Прочитав это письмо, Федор Подушкин стал красным и первый раз в жизни чуть не разревелся — настолько его потрясло то, что в далекой Москве у него, оказывается, растет сын Лев. Это, конечно, было очень хорошо, потому что ни у кого из дружков никаких сыновей в Москве не было. Плохо другое: сына этого никогда не отдадут Федору Подушкину, он останется жить у евреев, и они будут его по-своему всему там растить. А кроме того, очень жалко Юльку, с которой у Федора настоящая любовь, но они в разлуке и с самого сентября даже не виделись.
Мучаясь тревогой, Федор Подушкин вечером 8 марта заглянул в клуб, где шел праздничный концерт, посвященный женщинам-труженицам, и все собравшиеся тоже были красными и злыми от выпитого за день самогона.
— Ты че, Федяха, — сказал ему взрослый парень Митька, недавно из армии и сильно пьющий. — Че поздно-то? Девку обрабатывал иль, это, уроки свои делал?
— Письмо получил, — доверчиво ответил ему Федор Подушкин и протянул письмо Юлии Фейгензон.
Пьяный, еле держащийся на ногах Митька прочитал письмо и изо всех сил расхохотался своим пропахшим водкой некрасивым, немного кривым ртом.
— Ну-у, сука! — с восторгом и громко заорал Митька. — Ну-у, сука, блядь, чего выдумала! Москвичка, понимать, ё-моё! Нагуляла пузырь, а теперь на наших валит! Ну, ё-моё!
Федор даже и не понял сразу, о чем это он, а когда понял, было уже поздно: маленькое письмо Юли Фейгензон, нежное, словно веточка белой сирени, плыло между пьяными Федоровыми дружками, которые выхватывали его друг у друга, быстро пробегали своими злыми глазами, хохотали, плевали на пол и грязными словами выражали неприветливое отношение к тому, что в этом письме написано.

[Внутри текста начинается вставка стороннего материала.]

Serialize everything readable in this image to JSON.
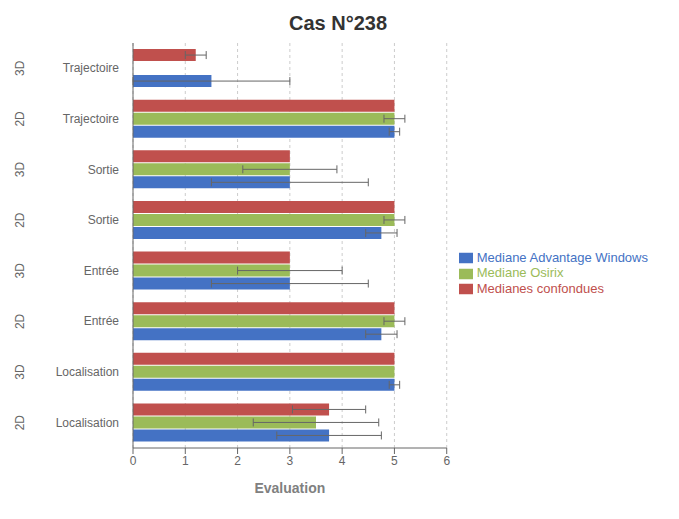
{
  "chart_data": {
    "type": "bar",
    "orientation": "horizontal",
    "title": "Cas N°238",
    "xlabel": "Evaluation",
    "categories": [
      [
        "2D",
        "Localisation"
      ],
      [
        "3D",
        "Localisation"
      ],
      [
        "2D",
        "Entrée"
      ],
      [
        "3D",
        "Entrée"
      ],
      [
        "2D",
        "Sortie"
      ],
      [
        "3D",
        "Sortie"
      ],
      [
        "2D",
        "Trajectoire"
      ],
      [
        "3D",
        "Trajectoire"
      ]
    ],
    "series": [
      {
        "name": "Medianes confondues",
        "color": "#c0504d",
        "values": [
          3.75,
          5.0,
          5.0,
          3.0,
          5.0,
          3.0,
          5.0,
          1.2
        ],
        "errors": [
          0.7,
          0.0,
          0.0,
          0.0,
          0.0,
          0.0,
          0.0,
          0.2
        ]
      },
      {
        "name": "Mediane Osirix",
        "color": "#9bbb59",
        "values": [
          3.5,
          5.0,
          5.0,
          3.0,
          5.0,
          3.0,
          5.0,
          null
        ],
        "errors": [
          1.2,
          0.0,
          0.2,
          1.0,
          0.2,
          0.9,
          0.2,
          null
        ]
      },
      {
        "name": "Mediane Advantage Windows",
        "color": "#4472c4",
        "values": [
          3.75,
          5.0,
          4.75,
          3.0,
          4.75,
          3.0,
          5.0,
          1.5
        ],
        "errors": [
          1.0,
          0.1,
          0.3,
          1.5,
          0.3,
          1.5,
          0.1,
          1.5
        ]
      }
    ],
    "xlim": [
      0,
      6
    ],
    "xticks": [
      0,
      1,
      2,
      3,
      4,
      5,
      6
    ],
    "grid": true,
    "legend": "right"
  }
}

— Блядь столичная, ишь ты… да мы таких блядей-жидов, че говорить, р-р-раз и… Гулёна, вишь, нашлась… приезжай, мол… Они там, суки, щас каких только не рожают… там от черных, от этих, от обезьян африканских, рожать начали… во дела, блядь… там, это, университет Африки открыли, ну, и бляди эти, столичные-то, вроде этой твоей… жидюги-то…
Кровь бросилась в голову Федору Подушкину, в глазах у него потемнело, и — пока в далекой праздничной Москве располневшая и грустная Юлия Фейгензон кормила своей большой смуглой грудью их сына Левочку, а по телевизору показывали новый фильм «Женщины» и вся остальная семья, включая соседку Клаву, его смотрела — Федор Подушкин, превратившийся от ярости в молодого рассвирепевшего льва, бросился с кулаками на целую толпу невежественных и нетрезвых молодых колхозников. Они ответили ему беспорядочными, но довольно-таки сильными ударами, Федор не сдавался и изо всех сил вцепился зубами в руку бывшего своего друга Митьки, отчего тот, взвизгнув от неожиданной боли, гулко хрястнул Подушкина недопитой до конца большой мутноватой бутылкой.